— Напрямки!
Вот так и начиналась его, Дорошенко, житейская дорога. Не раз после того огибал он планету, но где бы ни был, с этой или с противоположной стороны земного шара, он всегда своими мыслями стремился сюда, в часы радости и грусти неизменно возвращался в это степное село, в это пыльное, как бы забытое место планеты, которое было ему дороже всего. Маленькая точечка на Земле, далеко не райский уголок, черные весенние бури, овечьи кошары и молочай, а душа его отовсюду рвалась именно сюда, только здесь всегда находила она покой, дружбу и любовь, наполнялась здесь силой.
Ходил он и на учебном паруснике, и на транспортах-сухогрузах, и на танкерах. Не мог не улыбнуться, вспомнив, как однажды, давным-давно, доставили из Канады партию закупленных коней, диких, необъезженных, прямо-таки мустангов. Спускали их с палубы на берег, и тут же береговые хлопцы кидались на крутые их шеи, ловили, а в стороне стоял Буденный и, довольно покручивая усы, улыбался…
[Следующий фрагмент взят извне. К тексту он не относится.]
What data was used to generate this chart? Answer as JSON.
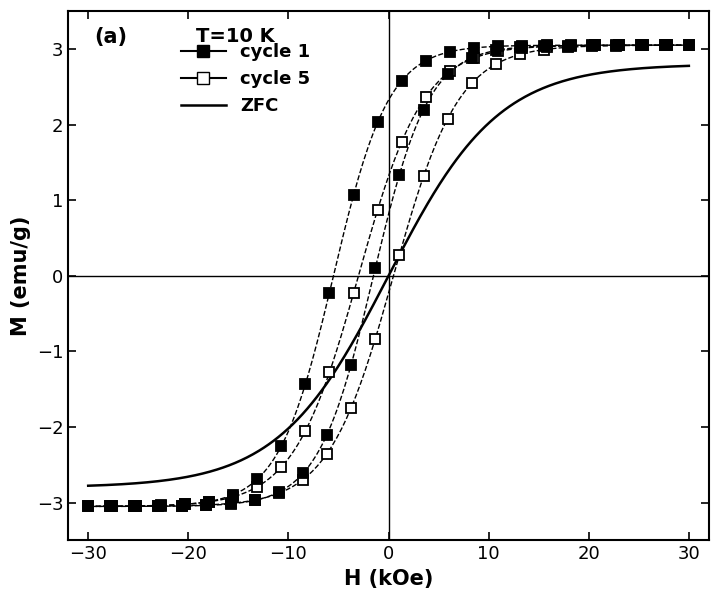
{
  "title_label": "(a)",
  "annotation": "T=10 K",
  "xlabel": "H (kOe)",
  "ylabel": "M (emu/g)",
  "xlim": [
    -32,
    32
  ],
  "ylim": [
    -3.5,
    3.5
  ],
  "xticks": [
    -30,
    -20,
    -10,
    0,
    10,
    20,
    30
  ],
  "yticks": [
    -3,
    -2,
    -1,
    0,
    1,
    2,
    3
  ],
  "bg_color": "#ffffff",
  "Ms1": 3.05,
  "Ms5": 3.05,
  "Ms_zfc": 2.8,
  "c1_upper_Hc": -1.5,
  "c1_lower_Hc": -5.5,
  "c1_sat": 5.5,
  "c5_upper_Hc": 0.5,
  "c5_lower_Hc": -3.0,
  "c5_sat": 6.5,
  "zfc_Hc": 0.0,
  "zfc_sat": 11.0,
  "marker_step": 10,
  "n_pts": 250
}
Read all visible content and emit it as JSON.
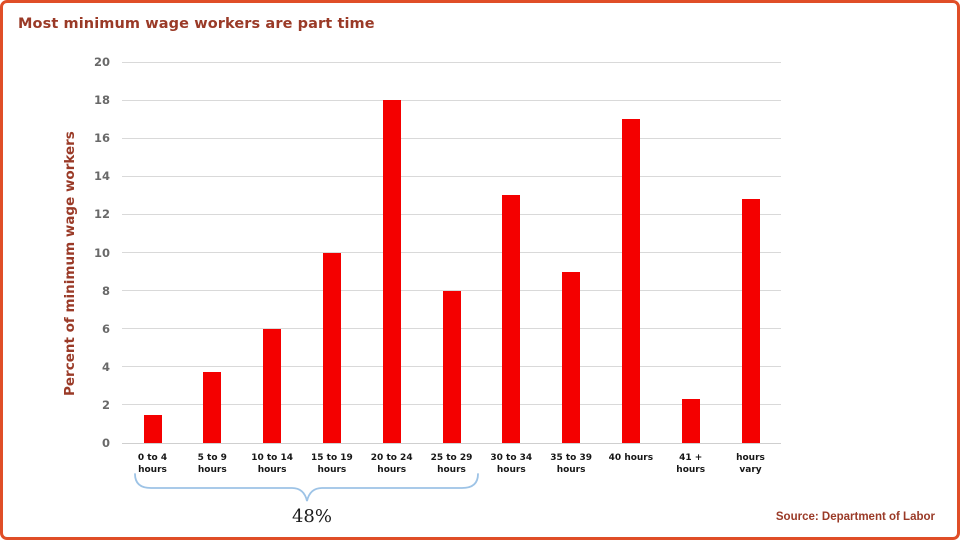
{
  "page": {
    "title": "Most minimum wage workers are part time",
    "source": "Source: Department of Labor"
  },
  "colors": {
    "bar": "#f40000",
    "gridline": "#d9d9d9",
    "heading_text": "#9a3a27",
    "tick_text": "#696969",
    "xlabel_text": "#161616",
    "bracket": "#9dc3e6",
    "slide_border": "#e04e27"
  },
  "chart_data": {
    "type": "bar",
    "title": "Most minimum wage workers are part time",
    "xlabel": "",
    "ylabel": "Percent of minimum wage workers",
    "ylim": [
      0,
      20
    ],
    "ytick_step": 2,
    "grid": true,
    "legend": false,
    "categories": [
      {
        "line1": "0  to  4",
        "line2": "hours"
      },
      {
        "line1": "5  to  9",
        "line2": "hours"
      },
      {
        "line1": "10 to 14",
        "line2": "hours"
      },
      {
        "line1": "15 to 19",
        "line2": "hours"
      },
      {
        "line1": "20 to 24",
        "line2": "hours"
      },
      {
        "line1": "25 to 29",
        "line2": "hours"
      },
      {
        "line1": "30 to 34",
        "line2": "hours"
      },
      {
        "line1": "35 to 39",
        "line2": "hours"
      },
      {
        "line1": "40 hours",
        "line2": ""
      },
      {
        "line1": "41 +",
        "line2": "hours"
      },
      {
        "line1": "hours",
        "line2": "vary"
      }
    ],
    "values": [
      1.45,
      3.75,
      6,
      10,
      18,
      8,
      13,
      9,
      17,
      2.3,
      12.8
    ],
    "bracket": {
      "from_category": "0 to 4 hours",
      "to_category": "25 to 29 hours",
      "label": "48%",
      "note": "brace spans the six part-time categories totaling 48%"
    }
  }
}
То была его, капитанова, молодость.
Но больше всего запомнился первый самостоятельный рейс. Сейчас на судах разные приборы, постоянная радиосвязь, локатор показывает тебе все, что надо, а тогда компас, секстант, карта и — счастливого плавания! Почти как во времена Колумба. Идешь ночью и не знаешь, впереди ты своих вычислений или позади, слева ты или справа, — ведь с точностью не предусмотришь, какое здесь течение, замедленное или, наоборот, тебя вперед отнесло. Надейся только на свою интуицию моряка… А перед тем суровые экзаменаторы, бывалые морские волки, проверяют тебя, твою готовность к далеким плаваниям.
— Расскажи, как будешь плавать по Дуге Большого Круга? Прохождение океанов… Пассе ошен — расскажи!
И снова труд. Возил руду в Балтимору, брал канифоль в Мексике, на Камчатку соль доставлял — в беспрерывном труде проходила жизнь. Бывали штили, были тайфуны, слышал, как трещат мачты, шел, как в бой, на громыхание, на стон ревущих сороковых широт… А может, в этом и есть оно, счастье? В напряжении, в борьбе, в полноте жизни?
— Вы не знаете этого, но знайте. Идем, бывало, где-нибудь в Эгейском. Мы же комсомольцы, а все суда нас обгоняют. Англичанин обгоняет, норвежец, грек… Обидно, даже зубы, бывало, сжимаешь: «Когда же нас перестанут обгонять?! Когда же мы их на морских путях обходить будем?!» И вот настало. Вам бы не довелось теперь краснеть за наш флот. Не обгоняют уже нас, теперь наши флаги не диво в самых отдаленнейших портах мира. Встретишь их на Кубе, и в гаванях Африки, и на просторах Индийского и Тихого океанов…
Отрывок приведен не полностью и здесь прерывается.